What is the biggest challenge faced by the Architecture of Necessity?
The biggest shortfall within community planing is the application of knowledge by those responsible for shaping and administering communities. All actors in the community planning and built environment sector, not least the architects, should be able to provide well-informed and capable support to developers and politicians on a variety of different issues. These issues can relate to the environment, economics and technology but also to social and behavioural science.
The building of a house or a community is not the responsibility of a single person but a teamwork, and more of a process than a project. It is great if the architect can play a leading roll based on knowledge, but it will require a significant expansion of the horizon of the average Swedish architect.
The Architecture of Necessity to me entails that we take an even greater step towards industrialised construction and gain a better understanding of the processes from the already industrialised sectors of commerce. Lean construction economises with human resources and offer prudent, smart solutions whilst reducing wastage.

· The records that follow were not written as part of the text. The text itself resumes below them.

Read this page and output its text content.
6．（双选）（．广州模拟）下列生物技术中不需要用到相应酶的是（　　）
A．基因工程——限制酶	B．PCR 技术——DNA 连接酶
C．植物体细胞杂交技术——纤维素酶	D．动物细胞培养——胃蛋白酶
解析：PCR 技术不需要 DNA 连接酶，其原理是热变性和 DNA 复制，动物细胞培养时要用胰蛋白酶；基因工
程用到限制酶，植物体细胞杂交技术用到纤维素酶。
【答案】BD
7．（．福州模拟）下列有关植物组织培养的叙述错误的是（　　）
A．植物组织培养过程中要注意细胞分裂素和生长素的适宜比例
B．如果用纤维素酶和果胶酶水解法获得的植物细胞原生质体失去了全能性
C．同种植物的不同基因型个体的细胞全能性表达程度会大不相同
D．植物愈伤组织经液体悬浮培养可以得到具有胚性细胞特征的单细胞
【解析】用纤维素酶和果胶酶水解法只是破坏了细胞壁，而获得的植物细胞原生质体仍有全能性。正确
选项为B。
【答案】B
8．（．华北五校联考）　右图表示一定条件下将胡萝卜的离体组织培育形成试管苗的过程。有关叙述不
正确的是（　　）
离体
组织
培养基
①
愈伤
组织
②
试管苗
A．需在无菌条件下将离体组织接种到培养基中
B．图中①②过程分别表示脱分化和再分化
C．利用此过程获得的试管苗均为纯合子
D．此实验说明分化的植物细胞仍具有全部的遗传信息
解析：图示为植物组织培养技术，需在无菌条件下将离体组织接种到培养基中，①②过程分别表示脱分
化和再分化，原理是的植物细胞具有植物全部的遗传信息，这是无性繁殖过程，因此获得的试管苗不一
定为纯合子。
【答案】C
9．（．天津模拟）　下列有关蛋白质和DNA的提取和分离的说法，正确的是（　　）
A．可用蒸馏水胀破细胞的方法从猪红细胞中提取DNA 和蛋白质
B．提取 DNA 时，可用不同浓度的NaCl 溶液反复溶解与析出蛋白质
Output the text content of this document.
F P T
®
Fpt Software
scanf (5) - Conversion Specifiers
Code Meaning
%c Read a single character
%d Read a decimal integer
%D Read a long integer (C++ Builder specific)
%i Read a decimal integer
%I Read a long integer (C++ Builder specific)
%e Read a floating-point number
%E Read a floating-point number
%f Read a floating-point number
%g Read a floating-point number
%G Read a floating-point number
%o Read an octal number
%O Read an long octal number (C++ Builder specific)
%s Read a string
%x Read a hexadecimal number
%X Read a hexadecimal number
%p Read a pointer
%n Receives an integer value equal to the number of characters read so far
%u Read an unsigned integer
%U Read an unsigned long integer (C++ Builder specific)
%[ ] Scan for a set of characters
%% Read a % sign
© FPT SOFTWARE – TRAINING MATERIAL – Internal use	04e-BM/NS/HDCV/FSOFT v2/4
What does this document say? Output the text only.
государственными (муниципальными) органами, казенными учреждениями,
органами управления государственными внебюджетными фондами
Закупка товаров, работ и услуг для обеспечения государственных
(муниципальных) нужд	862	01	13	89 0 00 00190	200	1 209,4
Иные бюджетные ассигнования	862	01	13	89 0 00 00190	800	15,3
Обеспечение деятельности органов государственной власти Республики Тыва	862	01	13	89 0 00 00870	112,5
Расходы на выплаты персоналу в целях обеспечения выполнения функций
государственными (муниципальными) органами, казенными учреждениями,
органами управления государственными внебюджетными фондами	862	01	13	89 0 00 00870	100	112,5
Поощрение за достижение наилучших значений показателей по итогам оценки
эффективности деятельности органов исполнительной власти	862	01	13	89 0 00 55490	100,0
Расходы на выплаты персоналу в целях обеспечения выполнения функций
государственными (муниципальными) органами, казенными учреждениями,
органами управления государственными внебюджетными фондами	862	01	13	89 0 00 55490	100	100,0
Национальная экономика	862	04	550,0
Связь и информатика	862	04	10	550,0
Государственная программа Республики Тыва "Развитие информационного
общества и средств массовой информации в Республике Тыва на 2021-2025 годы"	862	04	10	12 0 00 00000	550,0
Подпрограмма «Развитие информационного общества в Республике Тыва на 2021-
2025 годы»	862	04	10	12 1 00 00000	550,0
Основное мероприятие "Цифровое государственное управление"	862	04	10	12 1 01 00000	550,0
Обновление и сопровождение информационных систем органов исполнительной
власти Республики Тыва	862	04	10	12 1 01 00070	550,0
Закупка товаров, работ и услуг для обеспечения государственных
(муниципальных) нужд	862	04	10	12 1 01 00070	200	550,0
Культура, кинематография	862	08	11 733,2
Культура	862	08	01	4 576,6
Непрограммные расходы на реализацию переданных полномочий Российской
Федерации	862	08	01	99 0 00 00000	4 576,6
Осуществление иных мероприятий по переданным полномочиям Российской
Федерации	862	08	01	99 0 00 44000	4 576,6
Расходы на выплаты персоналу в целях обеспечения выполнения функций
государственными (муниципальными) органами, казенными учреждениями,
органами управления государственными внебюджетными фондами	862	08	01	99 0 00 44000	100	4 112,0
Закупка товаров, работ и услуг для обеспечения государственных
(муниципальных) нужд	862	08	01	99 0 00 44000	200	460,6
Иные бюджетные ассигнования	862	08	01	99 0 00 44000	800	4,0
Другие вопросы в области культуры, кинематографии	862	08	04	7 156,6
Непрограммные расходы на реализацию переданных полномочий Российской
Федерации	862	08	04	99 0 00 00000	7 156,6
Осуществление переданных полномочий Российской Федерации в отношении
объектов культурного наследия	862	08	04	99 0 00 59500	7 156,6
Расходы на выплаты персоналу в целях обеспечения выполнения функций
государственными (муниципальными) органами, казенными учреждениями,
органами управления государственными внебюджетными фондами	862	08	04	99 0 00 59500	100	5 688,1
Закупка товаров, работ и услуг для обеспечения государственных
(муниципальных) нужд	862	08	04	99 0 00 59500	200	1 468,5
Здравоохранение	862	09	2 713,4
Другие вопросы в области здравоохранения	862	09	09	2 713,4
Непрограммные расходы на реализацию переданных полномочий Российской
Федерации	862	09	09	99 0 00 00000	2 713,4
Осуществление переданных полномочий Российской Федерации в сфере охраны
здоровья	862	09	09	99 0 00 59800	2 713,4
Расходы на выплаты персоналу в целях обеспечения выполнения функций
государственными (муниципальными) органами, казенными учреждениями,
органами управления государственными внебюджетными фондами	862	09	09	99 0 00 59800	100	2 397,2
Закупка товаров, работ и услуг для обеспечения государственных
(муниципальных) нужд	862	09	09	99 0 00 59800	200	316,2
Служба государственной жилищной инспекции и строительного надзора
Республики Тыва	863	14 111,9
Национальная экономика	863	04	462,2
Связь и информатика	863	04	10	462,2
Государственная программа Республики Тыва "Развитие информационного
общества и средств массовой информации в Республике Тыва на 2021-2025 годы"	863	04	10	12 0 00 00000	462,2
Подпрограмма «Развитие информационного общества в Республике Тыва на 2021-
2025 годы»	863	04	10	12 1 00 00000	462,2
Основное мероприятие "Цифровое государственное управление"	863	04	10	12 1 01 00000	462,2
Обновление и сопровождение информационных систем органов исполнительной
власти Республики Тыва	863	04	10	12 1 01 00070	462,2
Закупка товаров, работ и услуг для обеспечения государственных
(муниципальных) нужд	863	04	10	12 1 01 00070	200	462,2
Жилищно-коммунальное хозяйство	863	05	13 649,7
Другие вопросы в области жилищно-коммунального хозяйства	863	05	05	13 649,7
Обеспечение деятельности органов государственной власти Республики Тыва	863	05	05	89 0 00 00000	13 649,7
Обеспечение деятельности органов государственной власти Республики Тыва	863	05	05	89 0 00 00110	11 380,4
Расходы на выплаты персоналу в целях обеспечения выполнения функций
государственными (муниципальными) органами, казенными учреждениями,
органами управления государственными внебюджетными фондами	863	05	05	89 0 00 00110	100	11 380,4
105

Are there to be found, either in Sweden or elsewhere, examples of what could be labelled Architecture of Necessity?
The Architecture of Necessity is neither glamorous nor flashy, but can perhaps be spectacular in that it can lead to unexpected results and solutions that are devoid of paint-by-numbers thinking.
A good examples for me is the reuse of buildings for new purposes, where an existing building is reused for purposes that do not conflict with its properties, But the purpose should fit into its surroundings. Good illustrations of this are military complexes that are turned into colleges, disused airforce flotillas with airfields that become logistic centres, boiler-houses with big glass surfaces that become art spaces.
Disused municipal locations that are turned into housing and enterprise areas (for example the housing locations B093, H99 or BO01) are Swedish examples of how you can reclaim the city within its own boundaries.
A good example that I am aware of is a development project in Botswana, that further builds on knowledge of construction and habitation traditions that embrace sustainable social structures in the community and the family and combine it with tested, solid technology, borrowed from industrialised nations, that economises with finite resources and avoids deforestation.
There are already examples of projects that integrate economics and ecology based on life-cycle analysis. But it is a question of separating the wheat from the chaff. It requires the assumption that the investments do add up, and that the environmental efforts are sustainable in the long term and not merely ecological camouflage. Projects of this nature have the advantage that lesson are learned, as long as the experiences are taken to heart and provide the framework for the next process.